Mikolaj / horde-ad

Higher Order Reverse Derivatives Efficiently - Automatic Differentiation library based on the paper "Provably correct, asymptotically efficient, higher-order reverse-mode automatic differentiation"
BSD 3-Clause "New" or "Revised" License
33 stars 6 forks source link

Implement matrix multiplication generalized to tensors #69

Open Mikolaj opened 2 years ago

Mikolaj commented 2 years ago

This is a continuation of https://github.com/Mikolaj/horde-ad/issues/64#issuecomment-1250029728.

The idea is to implement

dot :: (ADModeAndNum d r, OS.Shape sh, KnownNat n1, KnownNat n2)
    => ADVal d (OS.Array '[n1, n2] r)
    -> ADVal d (OS.Array (n2 ': sh) r)
    -> ADVal d (OS.Array (n1 ': sh) r)
dot m t = ...

where the extra dimensions in sh behave as in mini-batches, that is, ordinary matrix multiplication is performed for each array contained within the extra dimensions and the results are embedded in the extra dimensions analogously. E.g., if we have one extra dimension of size 3, then matrix multiplication would be performed three times and we'd get a tensor corresponding to a 3-element vector the resulting matrices. We'd need @awf to confirm this is the generalization (and the name) that makes the most sense.

We already have

(<>$) :: (ADModeAndNum d r, KnownNat m, KnownNat n, KnownNat p)
      => ADVal d (OS.Array '[m, n] r)
      -> ADVal d (OS.Array '[n, p] r)
      -> ADVal d (OS.Array '[m, p] r)
(<>$) d e = from2S $ fromS2 d <>! fromS2 e

which should be generalized (and (<>$) most probably used in the generalization, though the (<>!) operation from hmatrix may be used directly as well).
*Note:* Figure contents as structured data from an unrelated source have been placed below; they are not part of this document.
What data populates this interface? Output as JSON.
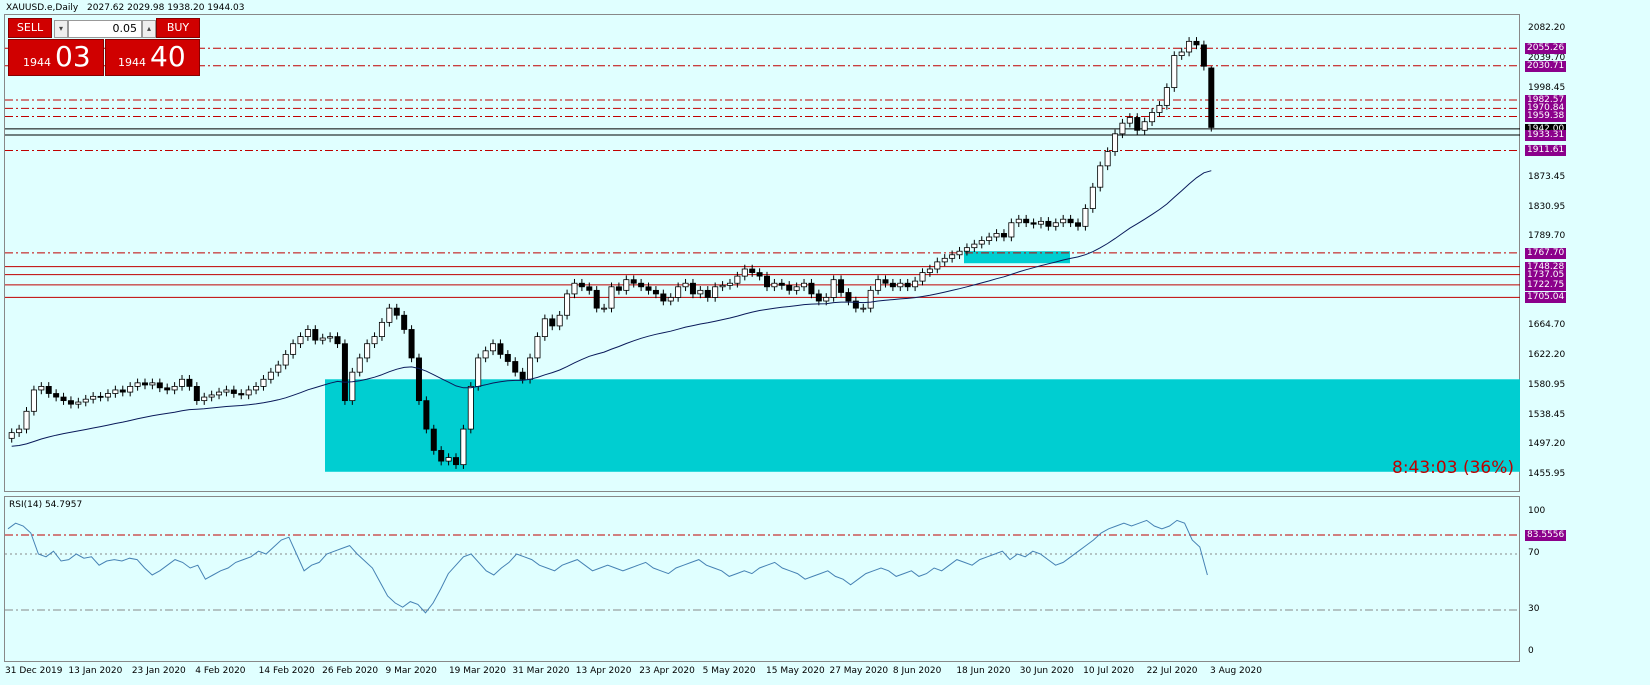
{
  "header": {
    "symbol": "XAUUSD.e,Daily",
    "ohlc": "2027.62 2029.98 1938.20 1944.03"
  },
  "trade_panel": {
    "sell_label": "SELL",
    "buy_label": "BUY",
    "lot": "0.05",
    "spin_down": "▾",
    "spin_up": "▴",
    "sell_small": "1944",
    "sell_big": "03",
    "buy_small": "1944",
    "buy_big": "40"
  },
  "timer": "8:43:03 (36%)",
  "rsi": {
    "title": "RSI(14) 54.7957",
    "levels": [
      "100",
      "70",
      "30",
      "0"
    ],
    "level_tag": "83.5556",
    "series": [
      88,
      92,
      90,
      85,
      70,
      68,
      72,
      65,
      66,
      70,
      67,
      68,
      62,
      65,
      66,
      65,
      67,
      66,
      60,
      55,
      58,
      62,
      66,
      64,
      60,
      62,
      52,
      55,
      58,
      60,
      64,
      66,
      68,
      72,
      70,
      75,
      80,
      82,
      70,
      58,
      62,
      64,
      70,
      72,
      74,
      76,
      70,
      65,
      60,
      50,
      40,
      35,
      32,
      36,
      34,
      28,
      35,
      45,
      56,
      62,
      68,
      70,
      64,
      58,
      55,
      60,
      64,
      70,
      68,
      66,
      62,
      60,
      58,
      62,
      64,
      66,
      62,
      58,
      60,
      62,
      60,
      58,
      60,
      62,
      64,
      60,
      58,
      56,
      60,
      62,
      64,
      66,
      62,
      60,
      58,
      54,
      56,
      58,
      56,
      60,
      62,
      64,
      60,
      58,
      56,
      52,
      54,
      56,
      58,
      54,
      52,
      48,
      52,
      56,
      58,
      60,
      58,
      54,
      56,
      58,
      54,
      56,
      60,
      58,
      62,
      66,
      64,
      62,
      66,
      68,
      70,
      72,
      66,
      70,
      68,
      72,
      70,
      66,
      62,
      64,
      68,
      72,
      76,
      80,
      85,
      88,
      90,
      92,
      90,
      92,
      94,
      90,
      88,
      90,
      94,
      92,
      80,
      75,
      55
    ]
  },
  "price_axis": [
    "2082.20",
    "2039.70",
    "1998.45",
    "1873.45",
    "1830.95",
    "1789.70",
    "1664.70",
    "1622.20",
    "1580.95",
    "1538.45",
    "1497.20",
    "1455.95"
  ],
  "price_tags": [
    "2055.26",
    "2030.71",
    "1982.57",
    "1970.84",
    "1959.38",
    "1942.00",
    "1933.31",
    "1911.61",
    "1767.70",
    "1748.28",
    "1737.05",
    "1722.75",
    "1705.04"
  ],
  "dates": [
    "31 Dec 2019",
    "13 Jan 2020",
    "23 Jan 2020",
    "4 Feb 2020",
    "14 Feb 2020",
    "26 Feb 2020",
    "9 Mar 2020",
    "19 Mar 2020",
    "31 Mar 2020",
    "13 Apr 2020",
    "23 Apr 2020",
    "5 May 2020",
    "15 May 2020",
    "27 May 2020",
    "8 Jun 2020",
    "18 Jun 2020",
    "30 Jun 2020",
    "10 Jul 2020",
    "22 Jul 2020",
    "3 Aug 2020"
  ],
  "colors": {
    "bg": "#E0FFFF",
    "zone": "#00CED1",
    "level_line": "#C00000",
    "ma": "#0A1A5A",
    "rsi": "#4682B4",
    "sell": "#D00000",
    "tag": "#8B008B"
  },
  "chart_data": {
    "type": "candlestick",
    "symbol": "XAUUSD.e",
    "timeframe": "Daily",
    "last_bar": {
      "open": 2027.62,
      "high": 2029.98,
      "low": 1938.2,
      "close": 1944.03
    },
    "closes": [
      1515,
      1520,
      1545,
      1575,
      1580,
      1570,
      1565,
      1560,
      1555,
      1558,
      1562,
      1566,
      1565,
      1570,
      1575,
      1572,
      1580,
      1585,
      1582,
      1585,
      1578,
      1575,
      1580,
      1590,
      1580,
      1560,
      1565,
      1568,
      1572,
      1575,
      1570,
      1568,
      1575,
      1580,
      1590,
      1600,
      1610,
      1625,
      1640,
      1650,
      1660,
      1645,
      1648,
      1650,
      1640,
      1560,
      1600,
      1620,
      1640,
      1650,
      1670,
      1690,
      1680,
      1660,
      1620,
      1560,
      1520,
      1490,
      1475,
      1480,
      1470,
      1520,
      1580,
      1620,
      1630,
      1640,
      1625,
      1615,
      1600,
      1590,
      1620,
      1650,
      1675,
      1665,
      1680,
      1710,
      1725,
      1720,
      1715,
      1690,
      1690,
      1720,
      1715,
      1730,
      1725,
      1720,
      1715,
      1710,
      1700,
      1705,
      1720,
      1725,
      1710,
      1715,
      1705,
      1720,
      1722,
      1725,
      1735,
      1745,
      1740,
      1735,
      1720,
      1725,
      1722,
      1715,
      1720,
      1725,
      1710,
      1700,
      1705,
      1730,
      1712,
      1700,
      1690,
      1690,
      1715,
      1730,
      1725,
      1720,
      1725,
      1720,
      1728,
      1740,
      1745,
      1755,
      1760,
      1765,
      1770,
      1775,
      1780,
      1785,
      1790,
      1795,
      1790,
      1810,
      1815,
      1810,
      1808,
      1812,
      1805,
      1810,
      1815,
      1810,
      1805,
      1830,
      1860,
      1890,
      1910,
      1935,
      1950,
      1958,
      1940,
      1952,
      1965,
      1975,
      2000,
      2045,
      2050,
      2065,
      2060,
      2030,
      1944
    ],
    "ma_start": 1495,
    "horizontal_lines": [
      2055.26,
      2030.71,
      1982.57,
      1970.84,
      1959.38,
      1942.0,
      1933.31,
      1911.61,
      1767.7,
      1748.28,
      1737.05,
      1722.75,
      1705.04
    ],
    "zone": {
      "from": 1460,
      "to": 1590
    },
    "ylim": [
      1440,
      2095
    ]
  }
}
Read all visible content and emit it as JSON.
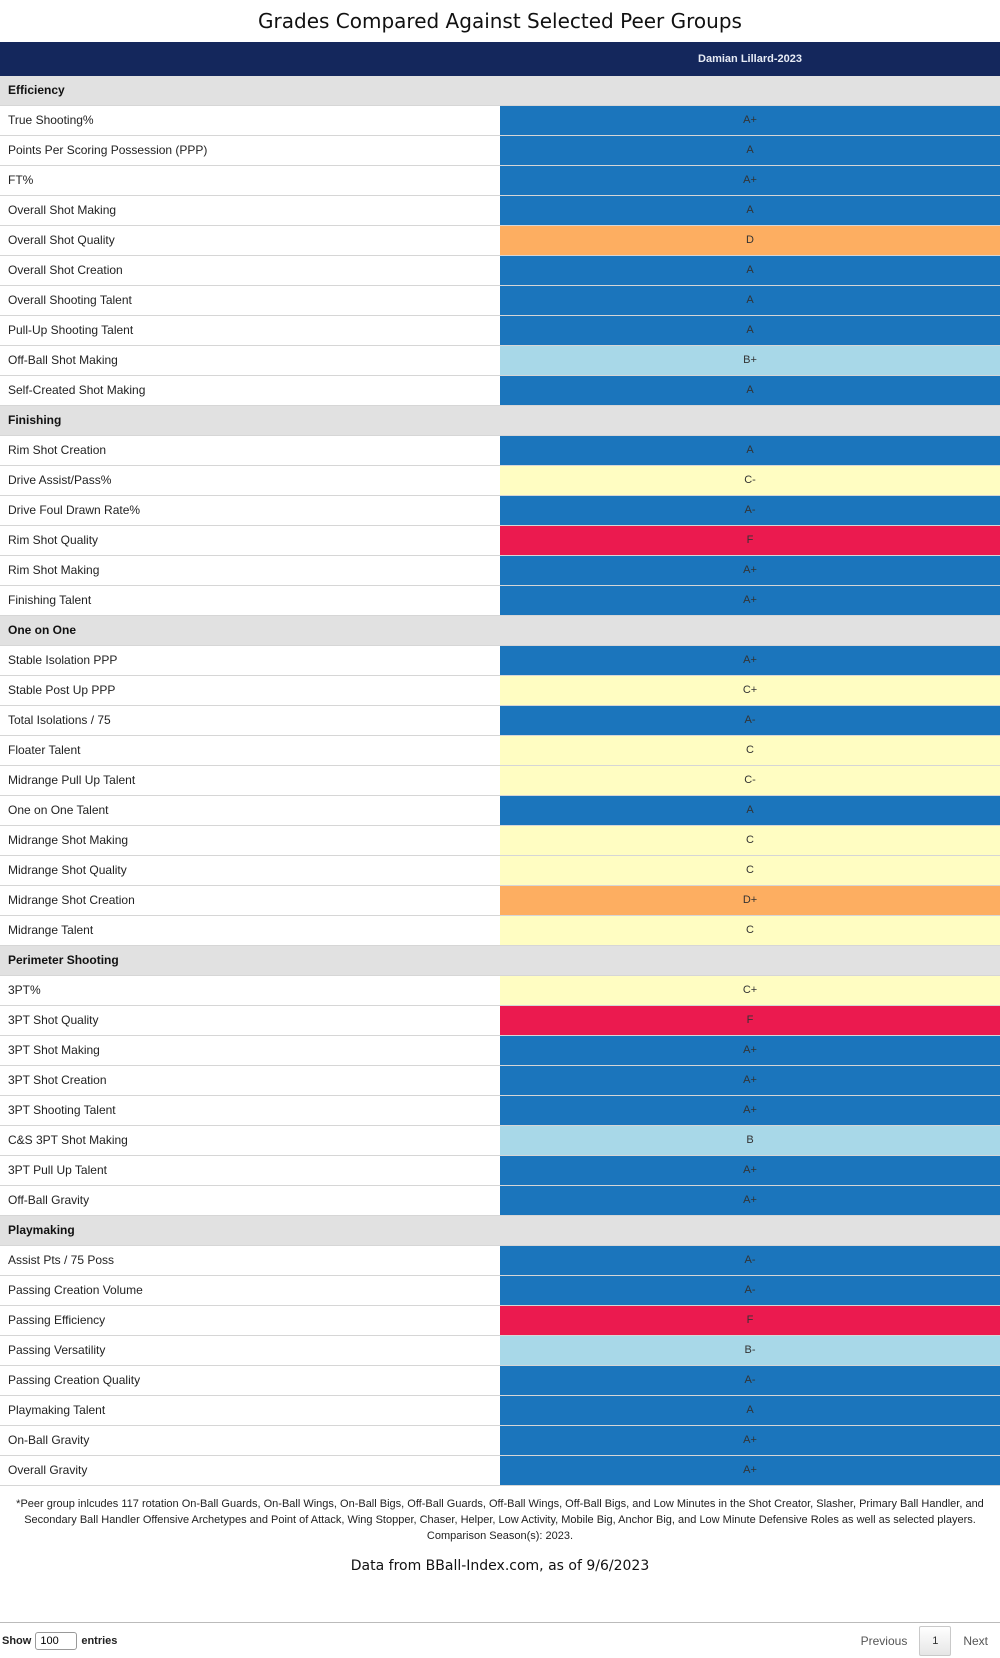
{
  "title": "Grades Compared Against Selected Peer Groups",
  "column_header": "Damian Lillard-2023",
  "colors": {
    "header_bg": "#14275c",
    "section_bg": "#e1e1e1",
    "A+": "#1b75bc",
    "A": "#1b75bc",
    "A-": "#1b75bc",
    "B+": "#a8d8e8",
    "B": "#a8d8e8",
    "B-": "#a8d8e8",
    "C+": "#fffdc2",
    "C": "#fffdc2",
    "C-": "#fffdc2",
    "D+": "#fdae61",
    "D": "#fdae61",
    "F": "#eb1a4f"
  },
  "sections": [
    {
      "name": "Efficiency",
      "rows": [
        {
          "label": "True Shooting%",
          "grade": "A+"
        },
        {
          "label": "Points Per Scoring Possession (PPP)",
          "grade": "A"
        },
        {
          "label": "FT%",
          "grade": "A+"
        },
        {
          "label": "Overall Shot Making",
          "grade": "A"
        },
        {
          "label": "Overall Shot Quality",
          "grade": "D"
        },
        {
          "label": "Overall Shot Creation",
          "grade": "A"
        },
        {
          "label": "Overall Shooting Talent",
          "grade": "A"
        },
        {
          "label": "Pull-Up Shooting Talent",
          "grade": "A"
        },
        {
          "label": "Off-Ball Shot Making",
          "grade": "B+"
        },
        {
          "label": "Self-Created Shot Making",
          "grade": "A"
        }
      ]
    },
    {
      "name": "Finishing",
      "rows": [
        {
          "label": "Rim Shot Creation",
          "grade": "A"
        },
        {
          "label": "Drive Assist/Pass%",
          "grade": "C-"
        },
        {
          "label": "Drive Foul Drawn Rate%",
          "grade": "A-"
        },
        {
          "label": "Rim Shot Quality",
          "grade": "F"
        },
        {
          "label": "Rim Shot Making",
          "grade": "A+"
        },
        {
          "label": "Finishing Talent",
          "grade": "A+"
        }
      ]
    },
    {
      "name": "One on One",
      "rows": [
        {
          "label": "Stable Isolation PPP",
          "grade": "A+"
        },
        {
          "label": "Stable Post Up PPP",
          "grade": "C+"
        },
        {
          "label": "Total Isolations / 75",
          "grade": "A-"
        },
        {
          "label": "Floater Talent",
          "grade": "C"
        },
        {
          "label": "Midrange Pull Up Talent",
          "grade": "C-"
        },
        {
          "label": "One on One Talent",
          "grade": "A"
        },
        {
          "label": "Midrange Shot Making",
          "grade": "C"
        },
        {
          "label": "Midrange Shot Quality",
          "grade": "C"
        },
        {
          "label": "Midrange Shot Creation",
          "grade": "D+"
        },
        {
          "label": "Midrange Talent",
          "grade": "C"
        }
      ]
    },
    {
      "name": "Perimeter Shooting",
      "rows": [
        {
          "label": "3PT%",
          "grade": "C+"
        },
        {
          "label": "3PT Shot Quality",
          "grade": "F"
        },
        {
          "label": "3PT Shot Making",
          "grade": "A+"
        },
        {
          "label": "3PT Shot Creation",
          "grade": "A+"
        },
        {
          "label": "3PT Shooting Talent",
          "grade": "A+"
        },
        {
          "label": "C&S 3PT Shot Making",
          "grade": "B"
        },
        {
          "label": "3PT Pull Up Talent",
          "grade": "A+"
        },
        {
          "label": "Off-Ball Gravity",
          "grade": "A+"
        }
      ]
    },
    {
      "name": "Playmaking",
      "rows": [
        {
          "label": "Assist Pts / 75 Poss",
          "grade": "A-"
        },
        {
          "label": "Passing Creation Volume",
          "grade": "A-"
        },
        {
          "label": "Passing Efficiency",
          "grade": "F"
        },
        {
          "label": "Passing Versatility",
          "grade": "B-"
        },
        {
          "label": "Passing Creation Quality",
          "grade": "A-"
        },
        {
          "label": "Playmaking Talent",
          "grade": "A"
        },
        {
          "label": "On-Ball Gravity",
          "grade": "A+"
        },
        {
          "label": "Overall Gravity",
          "grade": "A+"
        }
      ]
    }
  ],
  "footnote": "*Peer group inlcudes 117 rotation On-Ball Guards, On-Ball Wings, On-Ball Bigs, Off-Ball Guards, Off-Ball Wings, Off-Ball Bigs, and Low Minutes in the Shot Creator, Slasher, Primary Ball Handler, and Secondary Ball Handler Offensive Archetypes and Point of Attack, Wing Stopper, Chaser, Helper, Low Activity, Mobile Big, Anchor Big, and Low Minute Defensive Roles as well as selected players. Comparison Season(s): 2023.",
  "source": "Data from BBall-Index.com, as of 9/6/2023",
  "controls": {
    "show_label": "Show",
    "entries_value": "100",
    "entries_label": "entries",
    "previous_label": "Previous",
    "page_number": "1",
    "next_label": "Next"
  }
}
Sadly, an elegant solution with the m argument enlarged using broadcast (see https://hackage.haskell.org/package/orthotope/docs/Data-Array-ShapedS.html) and then, after some uses of transpose, matrix multiplication performed in all inner matrices using rerank2, doesn't work. That's because rerank2 requires both its argument tensors to be of exactly equal shape, while arguments to matrix multiplication don't need to have an equal shape. Generalizing rerank2 seems hard, given that we don't even have a dual number counterpart of rerank2 yet (to be done, if at all possible, in #28).

An plausible solution is to turn the t tensor into a list of lists of lists of matrices (the unravel operation), perform the multiplications and roll the lists back into a tensor (the ravel operation). This is going to be tricky to type, because the length of sh is arbitrary, but at least we already have dual number counterparts of unravel and ravel.

awf commented 2 years ago

The best name imo is matMul. One sometimes sees groupedMatMul, but it's not needed.

Mikolaj commented 2 years ago

A sensible semantics is in the link from https://github.com/Mikolaj/horde-ad/issues/64#issuecomment-1323655853

This should be doable in some form. Either giving it four type-level lists as in the Tensorflow function or, orthotope-style, work on the outermost dimensions, transposing as needed, which is almost free in orthotope. However, I'm not sure how to handle mutliple dimensions to contract and/or batch in the latter API. That might require nested orthotope arrays, which is doable via Data.Array.Shaped, but being boxed, this can be slower than specifying lists of dimensions. Transforming between unboxed and nested boxed is a combination of transpose and ravel/unravel, so it's more noisy than just transpose. Another option is being less general than Tensorflow, with the user having an option to manually ravel/unravel to recover the generality.